Acutely aware of the hopelessness of their situation, Maybe determines to save the innocent Tears, who has taken off, saying she "can't take this no more." Maybe turns to the only adult she feels she can trust, Anthony, who agrees to try to find Tears' grandparents. When Maybe returns to the bridge, Jewel is rocking, oblivious to his surroundings. The puppy has died of starvation, and OG, wracked with illness, is unconscious. Maybe begs a man with a cellphone to call 911. Officer Ryan arrives with the emergency vehicles, and offers to take Maybe to a shelter. Maybe considers the offer, but must find Tears first. She now clearly understands that "you (can't) live on the streets, you (can) only die there."
Maybe returns to the library, where Anthony tells her he has contacted Tears' grandparents, who want her to come live with them. Maybe, however, cannot find Tears, and runs through the city looking for her, first alone, then with Anthony. That night, Maybe sees Tears, dressed up and waiting to get into a club. Maybe tries to talk to Tears, but the man accompanying her becomes irate; Anthony, masquerading as Tears' father, confronts him, and the man flees. Anthony takes the girls to his apartment, and the next morning they drive to West Virginia, where Tears is reunited with her grandparents.
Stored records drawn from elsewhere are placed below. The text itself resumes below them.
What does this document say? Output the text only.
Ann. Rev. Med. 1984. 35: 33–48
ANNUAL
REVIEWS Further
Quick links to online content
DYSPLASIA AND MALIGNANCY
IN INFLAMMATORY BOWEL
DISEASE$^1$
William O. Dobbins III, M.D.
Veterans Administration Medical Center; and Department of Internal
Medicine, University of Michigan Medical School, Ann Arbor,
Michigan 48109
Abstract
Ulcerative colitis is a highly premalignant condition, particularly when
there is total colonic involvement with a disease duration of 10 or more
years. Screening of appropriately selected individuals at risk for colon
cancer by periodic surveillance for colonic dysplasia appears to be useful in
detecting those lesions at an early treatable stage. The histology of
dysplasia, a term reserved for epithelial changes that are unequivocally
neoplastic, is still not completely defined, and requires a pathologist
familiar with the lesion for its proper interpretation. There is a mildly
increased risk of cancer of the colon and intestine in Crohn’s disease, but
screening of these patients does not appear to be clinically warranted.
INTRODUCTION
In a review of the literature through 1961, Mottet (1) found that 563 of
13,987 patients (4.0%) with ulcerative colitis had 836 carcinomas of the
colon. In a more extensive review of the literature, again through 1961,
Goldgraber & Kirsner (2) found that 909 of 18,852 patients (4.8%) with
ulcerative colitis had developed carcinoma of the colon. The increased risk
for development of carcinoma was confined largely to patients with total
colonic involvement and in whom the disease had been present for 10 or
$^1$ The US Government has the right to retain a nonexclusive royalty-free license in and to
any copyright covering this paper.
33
Maybe is now the only one left. Anthony asks what she will do, telling her she can make it even though she has no family to care about her. Maybe balks when he suggests a group home, thinking about all the rules she would have to follow, but Anthony points out that it would only be temporary, and that when she is old enough, she will be able to make her own decisions about how she wants to live. Maybe considers his advice, and asks Anthony to take her to the ocean before they get back to New York City. As she feels the icy water of the sea rise around her feet, Maybe has a sense that maybe, just maybe, she just might make it.